In previous chapters, we built Agents using prompts + tool calling — all of the Agent's capabilities came from the base model's pre-training knowledge plus carefully designed prompts. This approach is simple and flexible, but has a fundamental bottleneck:

The Agent's capability ceiling = the base model's general capability ceiling.
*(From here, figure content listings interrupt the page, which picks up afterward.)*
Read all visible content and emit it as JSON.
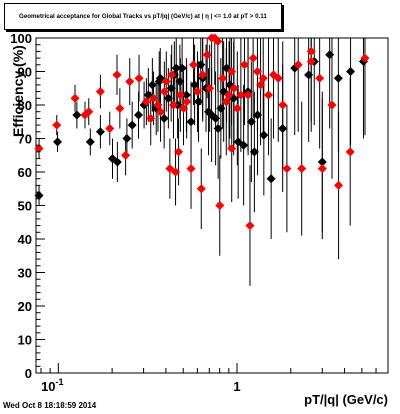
{
  "chart_data": {
    "type": "scatter",
    "title": "Geometrical acceptance for Global Tracks vs pT/|q| (GeV/c) at | η | <= 1.0 at pT > 0.11",
    "xlabel": "pT/|q| (GeV/c)",
    "ylabel": "Efficiency (%)",
    "x_scale": "log",
    "xlim": [
      0.075,
      7.0
    ],
    "ylim": [
      0,
      100
    ],
    "x_tick_labels": [
      "10^{-1}",
      "1"
    ],
    "y_tick_labels": [
      "0",
      "10",
      "20",
      "30",
      "40",
      "50",
      "60",
      "70",
      "80",
      "90",
      "100"
    ],
    "grid": false,
    "colors": {
      "black_series": "#000000",
      "red_series": "#ff0000"
    },
    "series": [
      {
        "name": "",
        "color": "#000000",
        "points": [
          {
            "x": 0.078,
            "y": 53,
            "err": 3
          },
          {
            "x": 0.099,
            "y": 69,
            "err": 3
          },
          {
            "x": 0.127,
            "y": 77,
            "err": 4
          },
          {
            "x": 0.151,
            "y": 69,
            "err": 4
          },
          {
            "x": 0.172,
            "y": 72,
            "err": 5
          },
          {
            "x": 0.201,
            "y": 64,
            "err": 6
          },
          {
            "x": 0.214,
            "y": 63,
            "err": 6
          },
          {
            "x": 0.242,
            "y": 70,
            "err": 6
          },
          {
            "x": 0.259,
            "y": 74,
            "err": 7
          },
          {
            "x": 0.281,
            "y": 77,
            "err": 7
          },
          {
            "x": 0.302,
            "y": 80,
            "err": 7
          },
          {
            "x": 0.319,
            "y": 83,
            "err": 8
          },
          {
            "x": 0.336,
            "y": 86,
            "err": 8
          },
          {
            "x": 0.353,
            "y": 79,
            "err": 8
          },
          {
            "x": 0.372,
            "y": 88,
            "err": 9
          },
          {
            "x": 0.391,
            "y": 76,
            "err": 9
          },
          {
            "x": 0.413,
            "y": 82,
            "err": 9
          },
          {
            "x": 0.428,
            "y": 85,
            "err": 10
          },
          {
            "x": 0.446,
            "y": 89,
            "err": 10
          },
          {
            "x": 0.465,
            "y": 80,
            "err": 10
          },
          {
            "x": 0.479,
            "y": 87,
            "err": 11
          },
          {
            "x": 0.493,
            "y": 91,
            "err": 11
          },
          {
            "x": 0.521,
            "y": 83,
            "err": 11
          },
          {
            "x": 0.553,
            "y": 75,
            "err": 12
          },
          {
            "x": 0.579,
            "y": 86,
            "err": 12
          },
          {
            "x": 0.609,
            "y": 81,
            "err": 12
          },
          {
            "x": 0.643,
            "y": 88,
            "err": 13
          },
          {
            "x": 0.671,
            "y": 85,
            "err": 13
          },
          {
            "x": 0.693,
            "y": 78,
            "err": 13
          },
          {
            "x": 0.721,
            "y": 77,
            "err": 14
          },
          {
            "x": 0.759,
            "y": 76,
            "err": 14
          },
          {
            "x": 0.784,
            "y": 73,
            "err": 15
          },
          {
            "x": 0.812,
            "y": 79,
            "err": 15
          },
          {
            "x": 0.842,
            "y": 84,
            "err": 15
          },
          {
            "x": 0.874,
            "y": 91,
            "err": 16
          },
          {
            "x": 0.912,
            "y": 86,
            "err": 16
          },
          {
            "x": 0.958,
            "y": 82,
            "err": 17
          },
          {
            "x": 1.015,
            "y": 69,
            "err": 17
          },
          {
            "x": 1.089,
            "y": 68,
            "err": 18
          },
          {
            "x": 1.152,
            "y": 84,
            "err": 18
          },
          {
            "x": 1.251,
            "y": 66,
            "err": 18
          },
          {
            "x": 1.303,
            "y": 77,
            "err": 18
          },
          {
            "x": 1.413,
            "y": 71,
            "err": 18
          },
          {
            "x": 1.553,
            "y": 58,
            "err": 18
          },
          {
            "x": 1.801,
            "y": 73,
            "err": 19
          },
          {
            "x": 2.104,
            "y": 91,
            "err": 20
          },
          {
            "x": 2.518,
            "y": 89,
            "err": 20
          },
          {
            "x": 3.001,
            "y": 63,
            "err": 21
          },
          {
            "x": 3.301,
            "y": 95,
            "err": 22
          },
          {
            "x": 3.693,
            "y": 88,
            "err": 22
          },
          {
            "x": 4.321,
            "y": 90,
            "err": 22
          },
          {
            "x": 5.103,
            "y": 93,
            "err": 23
          },
          {
            "x": 2.706,
            "y": 93,
            "err": 19
          },
          {
            "x": 0.367,
            "y": 87,
            "err": 9
          },
          {
            "x": 0.457,
            "y": 91,
            "err": 10
          },
          {
            "x": 0.627,
            "y": 92,
            "err": 12
          },
          {
            "x": 1.203,
            "y": 75,
            "err": 18
          }
        ]
      },
      {
        "name": "",
        "color": "#ff0000",
        "points": [
          {
            "x": 0.078,
            "y": 67,
            "err": 3
          },
          {
            "x": 0.098,
            "y": 74,
            "err": 3
          },
          {
            "x": 0.124,
            "y": 82,
            "err": 4
          },
          {
            "x": 0.141,
            "y": 77,
            "err": 4
          },
          {
            "x": 0.148,
            "y": 78,
            "err": 4
          },
          {
            "x": 0.172,
            "y": 84,
            "err": 5
          },
          {
            "x": 0.194,
            "y": 73,
            "err": 5
          },
          {
            "x": 0.213,
            "y": 89,
            "err": 6
          },
          {
            "x": 0.221,
            "y": 79,
            "err": 6
          },
          {
            "x": 0.238,
            "y": 65,
            "err": 6
          },
          {
            "x": 0.251,
            "y": 87,
            "err": 7
          },
          {
            "x": 0.283,
            "y": 88,
            "err": 7
          },
          {
            "x": 0.311,
            "y": 81,
            "err": 7
          },
          {
            "x": 0.329,
            "y": 76,
            "err": 8
          },
          {
            "x": 0.341,
            "y": 82,
            "err": 8
          },
          {
            "x": 0.361,
            "y": 80,
            "err": 8
          },
          {
            "x": 0.373,
            "y": 78,
            "err": 9
          },
          {
            "x": 0.392,
            "y": 84,
            "err": 9
          },
          {
            "x": 0.402,
            "y": 87,
            "err": 9
          },
          {
            "x": 0.421,
            "y": 61,
            "err": 9
          },
          {
            "x": 0.441,
            "y": 80,
            "err": 10
          },
          {
            "x": 0.453,
            "y": 60,
            "err": 10
          },
          {
            "x": 0.471,
            "y": 66,
            "err": 10
          },
          {
            "x": 0.482,
            "y": 83,
            "err": 11
          },
          {
            "x": 0.502,
            "y": 79,
            "err": 11
          },
          {
            "x": 0.523,
            "y": 81,
            "err": 11
          },
          {
            "x": 0.553,
            "y": 61,
            "err": 12
          },
          {
            "x": 0.571,
            "y": 92,
            "err": 12
          },
          {
            "x": 0.601,
            "y": 84,
            "err": 12
          },
          {
            "x": 0.631,
            "y": 55,
            "err": 12
          },
          {
            "x": 0.642,
            "y": 89,
            "err": 13
          },
          {
            "x": 0.681,
            "y": 95,
            "err": 13
          },
          {
            "x": 0.703,
            "y": 85,
            "err": 13
          },
          {
            "x": 0.721,
            "y": 100,
            "err": 14
          },
          {
            "x": 0.751,
            "y": 100,
            "err": 14
          },
          {
            "x": 0.781,
            "y": 99,
            "err": 15
          },
          {
            "x": 0.801,
            "y": 50,
            "err": 15
          },
          {
            "x": 0.831,
            "y": 88,
            "err": 15
          },
          {
            "x": 0.871,
            "y": 81,
            "err": 16
          },
          {
            "x": 0.903,
            "y": 83,
            "err": 16
          },
          {
            "x": 0.934,
            "y": 67,
            "err": 16
          },
          {
            "x": 0.962,
            "y": 85,
            "err": 17
          },
          {
            "x": 1.004,
            "y": 79,
            "err": 17
          },
          {
            "x": 1.051,
            "y": 83,
            "err": 17
          },
          {
            "x": 1.101,
            "y": 92,
            "err": 18
          },
          {
            "x": 1.182,
            "y": 44,
            "err": 18
          },
          {
            "x": 1.231,
            "y": 94,
            "err": 18
          },
          {
            "x": 1.301,
            "y": 90,
            "err": 18
          },
          {
            "x": 1.402,
            "y": 88,
            "err": 18
          },
          {
            "x": 1.501,
            "y": 83,
            "err": 18
          },
          {
            "x": 1.601,
            "y": 89,
            "err": 19
          },
          {
            "x": 1.803,
            "y": 80,
            "err": 19
          },
          {
            "x": 1.902,
            "y": 61,
            "err": 19
          },
          {
            "x": 2.201,
            "y": 92,
            "err": 20
          },
          {
            "x": 2.302,
            "y": 61,
            "err": 20
          },
          {
            "x": 2.601,
            "y": 96,
            "err": 21
          },
          {
            "x": 3.002,
            "y": 61,
            "err": 21
          },
          {
            "x": 3.401,
            "y": 80,
            "err": 22
          },
          {
            "x": 3.703,
            "y": 56,
            "err": 22
          },
          {
            "x": 4.301,
            "y": 66,
            "err": 22
          },
          {
            "x": 5.203,
            "y": 94,
            "err": 23
          },
          {
            "x": 0.932,
            "y": 90,
            "err": 16
          },
          {
            "x": 1.355,
            "y": 86,
            "err": 18
          },
          {
            "x": 1.154,
            "y": 83,
            "err": 18
          },
          {
            "x": 2.603,
            "y": 93,
            "err": 21
          },
          {
            "x": 2.901,
            "y": 88,
            "err": 21
          },
          {
            "x": 1.702,
            "y": 88,
            "err": 19
          },
          {
            "x": 0.431,
            "y": 89,
            "err": 9
          }
        ]
      }
    ]
  },
  "footer": {
    "timestamp": "Wed Oct  8 18:18:59 2014"
  }
}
Agentic-RL (Agentic Reinforcement Learning) provides an alternative path: training models through reinforcement learning to autonomously learn optimal strategies for completing Agent tasks. Works such as DeepSeek-R1 [1] and DeepSWE [2] have demonstrated that RL-trained models can develop reasoning strategies that never appeared in the training data, significantly surpassing pure prompt approaches in reasoning and tool use capabilities.

What You'll Learn

Section	Content	Key Takeaway
11.1	What Is Agentic-RL	Understand the essential difference between Agentic-RL and traditional post-training; master MDP framework modeling
11.2	SFT + LoRA Basic Training	Master the formal principles of supervised fine-tuning and LoRA parameter-efficient training
11.3	PPO: Proximal Policy Optimization	Starting from policy gradients, systematically understand importance sampling, advantage functions, GAE, and the Clip mechanism
11.4	DPO: Direct Preference Optimization	Master the complete mathematical derivation from RLHF to DPO; understand the implicit reward concept
11.5	GRPO/GSPO + Reward Function Design	Understand the principle of intra-group comparison replacing the Critic; master GSPO's sequence-level optimization improvements; multi-dimensional reward function design and reward hacking defense
11.6	Practice: Complete Training Pipeline	Complete a full Agentic-RL training from data preparation to model deployment based on GSM8K
11.7	Latest Research Progress (2025–2026)	Survey frontier work including DeepSeek-R1, DAPO, VAPO, SAR; stay current with the field

Prerequisites

Understanding of basic LLM working principles (Chapter 3)
Familiarity with Python and PyTorch basics
Basic concepts in machine learning / deep learning

🔗 Learning Path

Prerequisites: Chapter 3: LLM Fundamentals Recommended but not required: Chapter 6: Planning and Reasoning, Appendix E: KL Divergence Explained

Recommended Next:

👉 Chapter 12: LangChain — quickly practice with your trained model using a framework

👉 Chapter 17: Evaluation and Optimization — evaluate Agent performance after RL training

References

[1] DEEPSEEK AI. DeepSeek-R1: Incentivizing reasoning capability in LLMs via reinforcement learning[R]. arXiv preprint arXiv:2501.12948, 2025.

[2] DEEPSEEK AI. DeepSWE: An open agentic SWE model that matches the performance of closed-source models[R]. 2025.